Action Step #1: Convert yourself to using cash only, or at least just a debit card. Sure, this may seem crazy – or downright unworkable – at first. (But if it does, that’s a sure sign you’re becoming too dependent on your credit cards). Let’s face it, if you keep using plastic much of the time, you’re bound to wind up with more and more debt. Regardless of the convenience, making purchases with credit cards removes an important level of self-awareness and self-control in consumers. It’s all too easy to simply lose track of what you spend every day. Instead, make a pledge from now on to only buy what you can afford with the cash in your wallet – even though it means making do with less from time to time. The small sacrifices you make today will spell major relief in your financial future.

Action Step #2: Come up with an aggressive payment ‘plan of attack.’ Your goal should be to send in at least double the minimum payment on your credit cards every month. Again, this may seem painful at first. – but it’s absolutely crucial when it comes to reducing your overall debt. The interest on your cards is what’s beefing up your personal debt amount, so every bit you can shave off the principal helps. (Plus, the more money you’re sending into to your creditors, the less you’ll be tempted (or able) to spend on items or services you don’t really need. This may include cable TV, salon haircuts, or restaurant meals – but so be it. You can find creative ways to treat yourself without spending more money). A great way to help with this is to set up automatic payments through your bank. This way you don’t have to remember to write out the checks every month – and you’ll be sure you’re sending a consistent, prompt payment. You can also make payments more than one time a month – say, remitting $50 every two weeks, instead of $100 at the end of the month. This is a clever and effective way to reduce your monthly interest – since the average daily balance will be lower for half of each month). All of these tips add up to a long-term savings.

Action Step #3: Increase your income. Bringing in more revenue to your household is one fairly obvious way to help reduce and ultimately eliminate debts. You may not be in a position to request a promotion or raise (but you should never assume this without asking). Even a small uptick in your take-home salary can help make a dent in your debt principal. If your full-time gig simply can’t be changed or improved on, consider taking a second job to help you catch up with your bills. There are a multitude of part-time, evening or weekend opportunities – from catering to dog walking, landscaping, retail jobs and much more. (But if you do choose something in retail, make sure you’re not spending your paycheck before it arrives.)

Last-minute tips: If your debt has reached a crisis point and you can’t feasibly create a plan for yourself, it is time to seek professional help. You may not require a full-fledged debt management program, but establishing a simple plan with the help of a financial advisor can be extremely helpful when you’re feeling backed to the wall.
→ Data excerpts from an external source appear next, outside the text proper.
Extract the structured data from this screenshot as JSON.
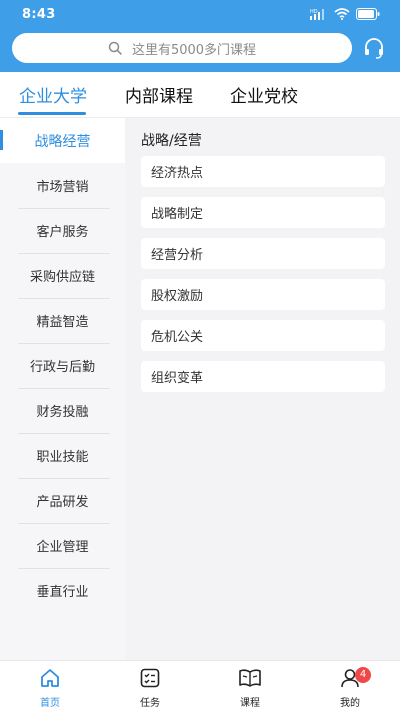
{
  "status_bar": {
    "time": "8:43"
  },
  "search": {
    "placeholder": "这里有5000多门课程"
  },
  "tabs": [
    {
      "label": "企业大学",
      "active": true
    },
    {
      "label": "内部课程",
      "active": false
    },
    {
      "label": "企业党校",
      "active": false
    }
  ],
  "sidebar": {
    "items": [
      {
        "label": "战略经营",
        "active": true
      },
      {
        "label": "市场营销"
      },
      {
        "label": "客户服务"
      },
      {
        "label": "采购供应链"
      },
      {
        "label": "精益智造"
      },
      {
        "label": "行政与后勤"
      },
      {
        "label": "财务投融"
      },
      {
        "label": "职业技能"
      },
      {
        "label": "产品研发"
      },
      {
        "label": "企业管理"
      },
      {
        "label": "垂直行业"
      }
    ]
  },
  "content": {
    "section_title": "战略/经营",
    "items": [
      "经济热点",
      "战略制定",
      "经营分析",
      "股权激励",
      "危机公关",
      "组织变革"
    ]
  },
  "bottom_nav": {
    "items": [
      {
        "label": "首页",
        "icon": "home-icon",
        "active": true
      },
      {
        "label": "任务",
        "icon": "task-list-icon"
      },
      {
        "label": "课程",
        "icon": "book-icon"
      },
      {
        "label": "我的",
        "icon": "user-icon",
        "badge": "4"
      }
    ]
  },
  "colors": {
    "header": "#3f9ee8",
    "accent": "#2f8ee0",
    "badge": "#f04848"
  }
}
An advisor may also be helpful when it comes to lowering interest rates or late fees, which you may not be comfortable with on your own.

So how to pay off credit debt? As with any other diet, a debt management plan implies a period of willing sacrifice and self-discipline, with the goal of reaching a desirable and worthwhile result. As with other diets, you may find yourself feeling frustrated, even ‘starved’ from time to time. The key is to remember what brought you to this place and why you wanted to change things. The peace of mind that comes from reducing your debt is a great feeling, so try it. Chances are, you’ll love it.